Leur reproduction majoritairement clonale du printemps à l’automne devrait les rendre vulnérables durant cette période à des infestations parasitaires, mais une réelle diversité génétique existe au sein des populations de bryozoaires, indépendante des distances géographiques entre populations[52] ; un polymorphisme des loci microsatellite est constaté dans les organismes hautement clonaux[53], et il semble exister des mécanismes de coévolution ou d’interactions durables encore mal compris entre hôtes et parasites[54].
Des indices issus de la biologie moléculaire laissent penser que la Cristatelle fait partie des bryozoaires susceptibles d’être porteur et/ou vecteur ou hôte intermédiaires d’un de ces parasites du phylum Myxozoa [55]. Ce parasite qui a d’abord été nommé Tetracapsuloides bryosalmonae puis Myxosporidium bryozoides a une signature génétique désormais bien connue[56],[57], mais au début des années 2000 son cycle de développement reste mystérieux) ; la Recherche halieutique lui porte une grande attention car dans les piscicultures ce parasite est responsable d’une maladie émergente, la tétracapsulose à Tetracapsula bryosalmonae ; il semble (selon les données génétiques) originaire d'Amérique du Nord, mais aurait pu être introduit en Europe avant les grands transferts de poissons par les pisciculteurs et pêcheurs. Ce parasite s'attaque à certains poissons qui réagissent avec une vive réaction immunopathologique au niveau des reins et de la rate des salmonidés[58], ce qui contribue à rejeter le parasite dans l’environnement lors de la guérison[59] de poissons de grand intérêt commercial (salmonidés)[55]. Des morceaux d’ADN[60] de ce parasite ont été trouvés dans l’organisme de C mucedo, ainsi que chez d’autres bryozoaires beaucoup plus fréquents (Plumatella rugosa) ou introduit et potentiellement invasifs (Pectinatella magnifica). Cette signature génétique peut être interprétée de plusieurs façons : elle pourrait signifier que les bryozoaires sont aussi porteurs, voire réservoirs en tant que porteur sain ou hôte intermédiaire potentiels de ce parasite, et éventuellement qu’ils l’ingèrent, ou les deux à la fois.
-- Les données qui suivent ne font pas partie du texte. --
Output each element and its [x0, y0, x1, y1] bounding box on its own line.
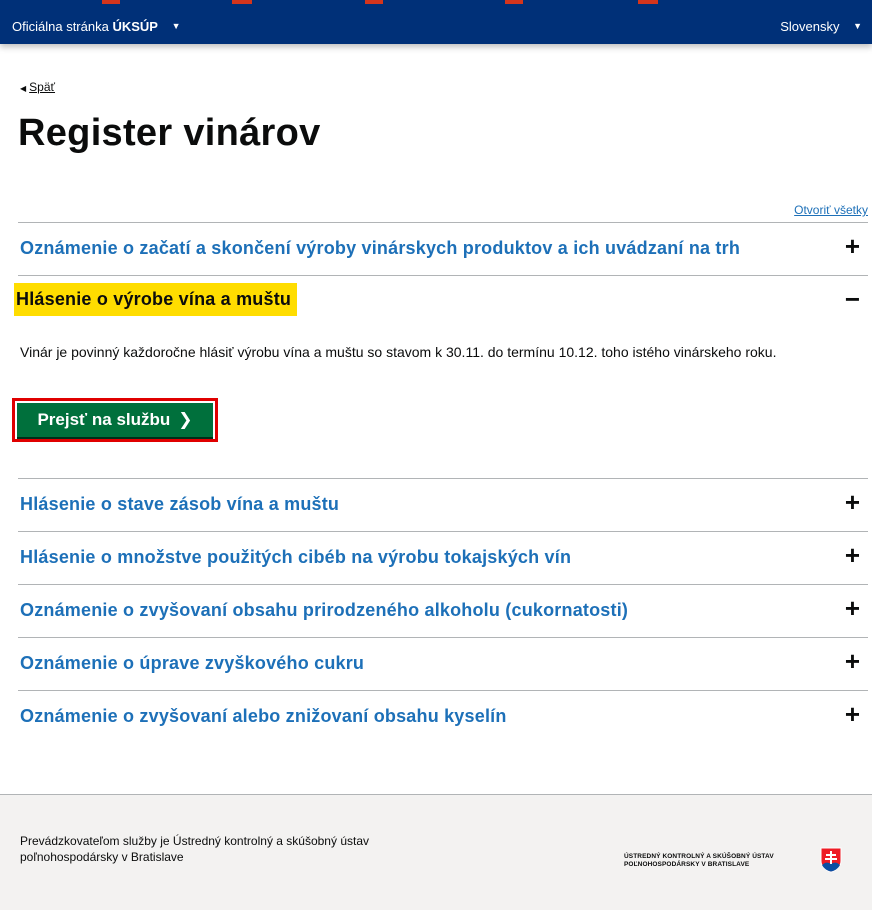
- header-accent: [102, 0, 120, 4]
- page-title: Register vinárov: [18, 112, 321, 154]
- chevron-down-icon: ▼: [853, 21, 862, 31]
- chevron-right-icon: ❯: [178, 410, 193, 429]
- plus-icon[interactable]: +: [845, 701, 860, 727]
- minus-icon[interactable]: −: [845, 286, 860, 312]
- go-to-service-label: Prejsť na službu: [37, 410, 171, 429]
- accordion-section[interactable]: Oznámenie o úprave zvyškového cukru +: [18, 637, 868, 690]
- accordion: Oznámenie o začatí a skončení výroby vin…: [12, 222, 868, 743]
- language-selector[interactable]: Slovensky ▼: [780, 18, 862, 35]
- accordion-section[interactable]: Oznámenie o zvyšovaní alebo znižovaní ob…: [18, 690, 868, 743]
- back-label: Späť: [29, 80, 56, 94]
- accordion-section[interactable]: Oznámenie o začatí a skončení výroby vin…: [18, 222, 868, 275]
- plus-icon[interactable]: +: [845, 595, 860, 621]
- open-all-link[interactable]: Otvoriť všetky: [794, 203, 868, 217]
- accordion-section[interactable]: Oznámenie o zvyšovaní obsahu prirodzenéh…: [18, 584, 868, 637]
- accordion-section-title[interactable]: Oznámenie o zvyšovaní obsahu prirodzenéh…: [20, 600, 628, 621]
- slovak-coat-of-arms-icon: [820, 847, 842, 873]
- accordion-section[interactable]: Hlásenie o množstve použitých cibéb na v…: [18, 531, 868, 584]
- accordion-section[interactable]: Hlásenie o stave zásob vína a muštu +: [18, 478, 868, 531]
- official-prefix: Oficiálna stránka: [12, 19, 109, 34]
- section-description: Vinár je povinný každoročne hlásiť výrob…: [20, 344, 777, 360]
- accordion-section-title[interactable]: Oznámenie o začatí a skončení výroby vin…: [20, 238, 740, 259]
- accordion-section-open[interactable]: Hlásenie o výrobe vína a muštu −: [14, 275, 868, 328]
- chevron-down-icon: ▼: [171, 21, 181, 31]
- official-site-toggle[interactable]: Oficiálna stránka ÚKSÚP ▼: [12, 18, 181, 35]
- header-accent: [365, 0, 383, 4]
- official-brand: ÚKSÚP: [112, 19, 158, 34]
- accordion-section-title[interactable]: Oznámenie o zvyšovaní alebo znižovaní ob…: [20, 706, 507, 727]
- plus-icon[interactable]: +: [845, 489, 860, 515]
- footer: Prevádzkovateľom služby je Ústredný kont…: [0, 794, 872, 910]
- go-to-service-button[interactable]: Prejsť na službu ❯: [17, 403, 213, 437]
- header-accent: [638, 0, 658, 4]
- org-line-2: POĽNOHOSPODÁRSKY V BRATISLAVE: [624, 861, 750, 868]
- header-accent: [505, 0, 523, 4]
- back-link[interactable]: ◀ Späť: [20, 80, 55, 94]
- footer-operator-text: Prevádzkovateľom služby je Ústredný kont…: [20, 834, 369, 864]
- accordion-section-title[interactable]: Oznámenie o úprave zvyškového cukru: [20, 653, 364, 674]
- plus-icon[interactable]: +: [845, 233, 860, 259]
- accordion-section-title[interactable]: Hlásenie o výrobe vína a muštu: [14, 283, 298, 316]
- plus-icon[interactable]: +: [845, 542, 860, 568]
- language-label: Slovensky: [780, 19, 840, 34]
- accordion-section-title[interactable]: Hlásenie o stave zásob vína a muštu: [20, 494, 339, 515]
- accordion-section-content: Vinár je povinný každoročne hlásiť výrob…: [12, 328, 868, 478]
- org-line-1: ÚSTREDNÝ KONTROLNÝ A SKÚŠOBNÝ ÚSTAV: [624, 853, 774, 860]
- triangle-left-icon: ◀: [20, 84, 27, 93]
- accordion-section-title[interactable]: Hlásenie o množstve použitých cibéb na v…: [20, 547, 571, 568]
- plus-icon[interactable]: +: [845, 648, 860, 674]
- header-accent: [232, 0, 252, 4]
- footer-org-logo: ÚSTREDNÝ KONTROLNÝ A SKÚŠOBNÝ ÚSTAV POĽN…: [624, 853, 774, 869]
- top-header-bar: Oficiálna stránka ÚKSÚP ▼ Slovensky ▼: [0, 0, 872, 44]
Une hypothèse est que « au moins certaines variantes de ces nouveaux myxozoaires » sont capables d'infecter des salmonidés « en eau chaude (> 14-17 °C) »[58] et de s’y multiplier ; ils y stimuleraient la réaction immunitaire et provoqueraient le PKD mais sont incapables de former des spores matures pour compléter leur développement.
Un autre parasite génétiquement assez proche du précédent, mais non identique a aussi été récemment identifié ; il semble s’agir d’un myxozoaire malacosporéen (mais différent de Tetracapsula bryozoides ou T. bryosalmonae)[61].